This week is mine in the first FH JOANNEUM MOOC ever, #cope14 – and I am thrilled by all the conversations going on. As a first reaction I am going to linger on a topic I litterally stumbled across quite a few times in a few days: thesis 74 in the cluetrain manifesto of 1999 states the end of advertising – 15 years later things things turned out quite reversely… and we are taken that as a matter of course.
Last Friday Graz hosted a quite remarkable event: Marketing Rockstars Festival – pictures (and soon to come aftermovie) to be found here. Much promoted, much talked about beforehand – and, as it turned out, keeping these promises and the expectations rised. I loved the american style speeches (e.g. Ramon DeLeon collected the reactions to him in a storify line.) All of them profesionally transmitted, bursting with motivation, some even revealing news and newly combined facts. What struck me in terms of my topic here was Stefan Häckel’s speech about the millennials and vice as the medium targeted exactly at them. His message: the youth of today has a very successful bullshit dedector implanted inside.
For me, two generations up to the millennials, I found it quite interesting to get to know the Generation Y a little. Young people think about working and work-life-balance totally different than our generation. I think we should learn from them – as much as they from their elder ones.
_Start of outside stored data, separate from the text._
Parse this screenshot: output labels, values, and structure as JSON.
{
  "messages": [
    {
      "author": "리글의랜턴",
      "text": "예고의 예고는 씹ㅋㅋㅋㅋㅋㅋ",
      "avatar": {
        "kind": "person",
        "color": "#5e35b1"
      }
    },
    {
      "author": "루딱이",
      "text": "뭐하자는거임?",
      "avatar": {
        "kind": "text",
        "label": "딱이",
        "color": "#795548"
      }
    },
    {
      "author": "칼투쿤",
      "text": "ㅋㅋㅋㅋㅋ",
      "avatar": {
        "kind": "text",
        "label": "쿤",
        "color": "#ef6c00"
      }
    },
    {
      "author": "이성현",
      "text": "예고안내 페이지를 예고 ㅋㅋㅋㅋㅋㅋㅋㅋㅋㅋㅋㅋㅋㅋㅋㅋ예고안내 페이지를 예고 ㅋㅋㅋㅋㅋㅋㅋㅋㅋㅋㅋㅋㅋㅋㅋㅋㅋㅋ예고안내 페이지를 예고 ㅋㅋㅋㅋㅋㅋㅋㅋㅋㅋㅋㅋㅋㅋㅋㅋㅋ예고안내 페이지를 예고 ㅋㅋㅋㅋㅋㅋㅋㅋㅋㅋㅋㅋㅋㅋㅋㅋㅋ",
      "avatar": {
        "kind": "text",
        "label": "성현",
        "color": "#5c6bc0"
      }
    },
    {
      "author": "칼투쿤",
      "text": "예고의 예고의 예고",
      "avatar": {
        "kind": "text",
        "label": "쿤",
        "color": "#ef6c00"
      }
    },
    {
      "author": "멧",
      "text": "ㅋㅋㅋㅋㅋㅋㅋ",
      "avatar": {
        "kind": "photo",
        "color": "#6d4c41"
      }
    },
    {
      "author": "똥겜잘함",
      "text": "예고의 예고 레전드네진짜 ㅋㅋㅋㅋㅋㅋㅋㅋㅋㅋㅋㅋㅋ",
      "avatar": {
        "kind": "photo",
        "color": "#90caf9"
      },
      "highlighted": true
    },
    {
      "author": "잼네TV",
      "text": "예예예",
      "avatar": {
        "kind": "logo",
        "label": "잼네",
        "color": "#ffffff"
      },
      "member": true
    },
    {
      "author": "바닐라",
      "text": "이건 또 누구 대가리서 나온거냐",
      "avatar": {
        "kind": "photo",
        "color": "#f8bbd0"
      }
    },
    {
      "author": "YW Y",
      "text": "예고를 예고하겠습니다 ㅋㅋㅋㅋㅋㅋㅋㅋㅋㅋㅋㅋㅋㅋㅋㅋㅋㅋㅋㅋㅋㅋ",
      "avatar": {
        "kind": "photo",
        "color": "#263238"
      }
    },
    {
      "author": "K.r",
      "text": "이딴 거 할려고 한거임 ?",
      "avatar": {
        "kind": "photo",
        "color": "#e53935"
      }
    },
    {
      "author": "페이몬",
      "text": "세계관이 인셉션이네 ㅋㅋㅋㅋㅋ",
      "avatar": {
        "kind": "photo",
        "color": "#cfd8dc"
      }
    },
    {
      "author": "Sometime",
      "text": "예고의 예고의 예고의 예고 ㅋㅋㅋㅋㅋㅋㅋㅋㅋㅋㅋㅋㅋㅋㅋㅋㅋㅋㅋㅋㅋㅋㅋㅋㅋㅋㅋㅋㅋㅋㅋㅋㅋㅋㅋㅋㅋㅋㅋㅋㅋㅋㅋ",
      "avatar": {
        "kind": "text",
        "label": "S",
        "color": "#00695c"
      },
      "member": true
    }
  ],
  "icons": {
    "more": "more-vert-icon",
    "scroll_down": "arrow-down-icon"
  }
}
Marketing Rockstars Festival was a good example for me where one could find older and young people together, where the differnt styles combined innovatively: the design setting by nebulator had a lot of a kids TV studio setting, but was exclusive enough to fit also an older generation. I especially liked the swing, via @anna_drusko.
In our mooc though, lots of comments argument against that particular thesis, putting advertising as a manipulative force back into track again. And of course, they are right. Marketing and advertising never left the stage.
Today at breakfast I found this article in Der Standard, print edition. My linguistic mind likes to read that in words and language we simply are not able to talk about innovation and innovative products because it often happens that there would exist no words or phrases for something new. Neuro science tracking brain activity could make a difference in seeing innovation first. Maybe.
Neuroscience definately makes a difference in marketing and advertising. The much longer article in Der Standard web edition gives some insight into that: Independent from what we say with words, neuroscientists have means to see what we think and feel. To know our mind – being the central decision point for buying or not buying – is for companies essential in order to develop products right and to come up with the right products at all. Neuroscience and neuroscientific methods in social science trigger the synchronization of supply and demand, says Peter H. Kenning – invited to speak at a marketing event in Vienna. Yes and of course, neuroscience also helps in persuasive communication as well.
Up to a point where I strongly hope that the young generation and all the generations to come really develop their senses – maybe I would not call it bullshit dedector – and use them to know themselves and their desires, their wants and their dreams very well. Hopefully they would use it for the developing society. In this sense I like the BMW efficient dynamic radio spot, currently on air in Austria: a friendly male voice tells you that BMW has cut all breathing and accelerated the speech for ten percent in this spot in order to show that small things can make a big difference. Very effective in my opinion.